Deep Learning for Low-Resource and Morphology-Rich Language Processing
Abstract
Since data-driven Natural Language Processing (NLP) approaches emerged in the late 60s, many practical applications have been proposed, such as automatic sentiment analyzers and named entity recognizers. Today, the robust NLP models use a paradigm of big data, deep neural networks, and parameter engineering to achieve state-of-the-art results. However, multilingual models do not perform as well as English models. It is because conditions for model implementations are not feasible in Low-Resource and Morphology-Rich Languages (LR-MRLs). For example, English annotated corpora have been accumulated since the early NLP research stage so that nowadays a large amount of data can be reused to train neural networks. In contrast, few labeled corpora can be obtained for LR-MRLs NLP studies. In addition, while the morphological complexities of the English language are relatively manageable, some LR-MRL models are problematic in terms of understanding the intricate word transformation. Therefore, there is great value in attempting to improve the LR-MRL models. From a social perspective, first language speakers using LR-MRLs are diverse, and globally scattered. From a technical perspective, LR-MRL models can accelerate the development of language applications, deep learning, linguistics, and universal neuromorphic computing.

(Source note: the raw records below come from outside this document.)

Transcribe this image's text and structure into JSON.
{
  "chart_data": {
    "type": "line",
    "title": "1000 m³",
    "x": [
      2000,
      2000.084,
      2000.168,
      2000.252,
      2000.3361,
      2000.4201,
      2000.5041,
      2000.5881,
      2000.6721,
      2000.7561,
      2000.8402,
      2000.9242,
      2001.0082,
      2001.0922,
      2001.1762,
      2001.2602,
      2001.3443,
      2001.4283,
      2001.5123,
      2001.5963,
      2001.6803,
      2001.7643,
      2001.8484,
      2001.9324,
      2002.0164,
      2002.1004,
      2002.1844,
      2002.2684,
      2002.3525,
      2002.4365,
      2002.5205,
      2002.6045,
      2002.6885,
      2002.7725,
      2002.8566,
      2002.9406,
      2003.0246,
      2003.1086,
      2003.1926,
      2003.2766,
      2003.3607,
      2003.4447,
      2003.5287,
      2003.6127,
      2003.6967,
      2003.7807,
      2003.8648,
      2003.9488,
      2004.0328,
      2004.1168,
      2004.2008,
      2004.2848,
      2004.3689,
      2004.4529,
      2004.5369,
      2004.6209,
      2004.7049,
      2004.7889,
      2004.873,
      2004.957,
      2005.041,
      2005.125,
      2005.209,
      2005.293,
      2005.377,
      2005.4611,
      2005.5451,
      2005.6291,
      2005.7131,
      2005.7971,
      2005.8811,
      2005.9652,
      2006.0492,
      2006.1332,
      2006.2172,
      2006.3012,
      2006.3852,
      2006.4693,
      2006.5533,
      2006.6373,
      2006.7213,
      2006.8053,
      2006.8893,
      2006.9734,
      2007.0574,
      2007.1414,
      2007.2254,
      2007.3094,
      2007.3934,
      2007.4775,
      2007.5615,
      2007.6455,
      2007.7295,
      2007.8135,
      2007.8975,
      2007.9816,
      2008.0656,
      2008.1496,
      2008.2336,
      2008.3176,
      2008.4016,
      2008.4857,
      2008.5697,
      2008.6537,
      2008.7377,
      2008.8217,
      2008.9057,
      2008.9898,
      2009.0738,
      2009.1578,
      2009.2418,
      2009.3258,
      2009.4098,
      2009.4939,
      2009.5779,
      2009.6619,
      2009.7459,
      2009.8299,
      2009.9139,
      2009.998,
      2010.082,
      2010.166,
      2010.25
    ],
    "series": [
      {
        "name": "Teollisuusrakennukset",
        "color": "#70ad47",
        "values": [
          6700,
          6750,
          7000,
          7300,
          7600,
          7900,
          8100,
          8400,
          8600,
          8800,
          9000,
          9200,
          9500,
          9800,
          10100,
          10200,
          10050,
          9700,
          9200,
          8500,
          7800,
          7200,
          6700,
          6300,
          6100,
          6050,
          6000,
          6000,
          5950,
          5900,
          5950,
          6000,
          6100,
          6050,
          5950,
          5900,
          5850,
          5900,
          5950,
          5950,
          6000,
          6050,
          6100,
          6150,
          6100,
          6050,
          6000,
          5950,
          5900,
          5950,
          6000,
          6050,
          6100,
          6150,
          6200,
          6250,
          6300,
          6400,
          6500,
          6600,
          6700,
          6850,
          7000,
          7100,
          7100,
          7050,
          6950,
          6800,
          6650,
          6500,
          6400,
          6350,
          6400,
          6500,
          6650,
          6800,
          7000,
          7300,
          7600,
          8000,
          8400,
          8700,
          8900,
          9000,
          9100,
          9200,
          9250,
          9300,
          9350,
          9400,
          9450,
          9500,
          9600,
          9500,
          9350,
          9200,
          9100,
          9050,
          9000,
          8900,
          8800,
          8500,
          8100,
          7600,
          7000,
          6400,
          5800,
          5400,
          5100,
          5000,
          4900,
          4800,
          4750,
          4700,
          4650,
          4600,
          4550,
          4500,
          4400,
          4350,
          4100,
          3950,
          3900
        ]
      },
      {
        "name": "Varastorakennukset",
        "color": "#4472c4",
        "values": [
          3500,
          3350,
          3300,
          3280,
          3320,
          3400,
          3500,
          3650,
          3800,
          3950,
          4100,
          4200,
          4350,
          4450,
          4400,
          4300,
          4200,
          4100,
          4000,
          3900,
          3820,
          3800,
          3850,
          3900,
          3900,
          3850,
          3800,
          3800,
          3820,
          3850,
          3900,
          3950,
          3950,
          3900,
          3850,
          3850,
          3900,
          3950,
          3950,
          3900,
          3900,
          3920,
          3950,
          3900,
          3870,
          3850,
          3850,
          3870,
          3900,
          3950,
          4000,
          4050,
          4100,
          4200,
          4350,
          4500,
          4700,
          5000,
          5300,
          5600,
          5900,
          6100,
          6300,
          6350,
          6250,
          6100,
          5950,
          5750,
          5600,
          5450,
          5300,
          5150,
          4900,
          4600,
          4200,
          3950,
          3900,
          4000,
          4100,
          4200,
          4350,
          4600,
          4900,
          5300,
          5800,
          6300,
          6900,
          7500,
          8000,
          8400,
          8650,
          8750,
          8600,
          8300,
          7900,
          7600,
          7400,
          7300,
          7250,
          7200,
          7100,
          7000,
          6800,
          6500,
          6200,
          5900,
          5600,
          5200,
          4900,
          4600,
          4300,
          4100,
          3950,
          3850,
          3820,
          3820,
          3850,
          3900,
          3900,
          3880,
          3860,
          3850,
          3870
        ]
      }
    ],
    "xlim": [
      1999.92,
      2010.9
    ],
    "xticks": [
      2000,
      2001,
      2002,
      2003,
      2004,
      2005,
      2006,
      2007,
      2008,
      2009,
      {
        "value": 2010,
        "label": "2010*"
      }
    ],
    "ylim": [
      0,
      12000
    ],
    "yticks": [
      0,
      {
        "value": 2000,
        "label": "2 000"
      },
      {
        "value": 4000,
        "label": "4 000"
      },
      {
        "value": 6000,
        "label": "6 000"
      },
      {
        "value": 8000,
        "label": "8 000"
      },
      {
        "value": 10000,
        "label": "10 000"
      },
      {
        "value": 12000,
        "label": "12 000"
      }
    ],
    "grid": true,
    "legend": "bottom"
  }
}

In this dissertation, deep learning solutions for LR-MRLs differ from solutions for high-resource languages that build deeper structures. Theoretically, the problem of deep learning is essentially the problem of fitting a dataset. A perfect deep learning model has parameters that are neither overfitting nor underfitting but perfectly represent the semantics of the texts. Big data can enhance the generalization power of deep neural networks while not applicable in LR-MRLs. Therefore, this paper proposes two optimization frameworks on the basis of deep learning models to make up for the deficiencies of the LR-MRL. First, Network Framework focuses on increasing the additional training costs of the neural networks. The solutions involve techniques using pre-training, ensemble learning, cross-language learning, and adversarial training. The Network Framework augments features with extra training cost to mitigate the poverties of fitting LR-MRL datasets. Second, Linguistic Framework exploits the prior linguistic information of the LR-MRLs, including morphological components, syntactic labels, part-ofspeech tags, and dependency structures of sentences. The Linguistic Framework enhances features from the intrinsic language grammars to alleviate the poor semantic representation of LR-MRL texts.
The proposed two frameworks in this dissertation are validated using four downstream NLP applications, namely, Sentiment Analysis(SA), Neural Machine Translation(NMT), Fake News Detection(FND), and Named Entity Recognition(NER). In all experiments, LR-MRL texts are used as model inputs. By standard evaluation metrics, the model performances demonstrate that using the proposed solutions from Network Framework and Linguistic Framework in a neural network can generally improve the expression and robustness of LR-MRL models.
The dissertation is organized in two parts. Part I gives an overview of the dissertation, which comprises five chapters: introduction, related works, paper summary, discussion, and conclusion. Part II consists of six chapters: one for each research article.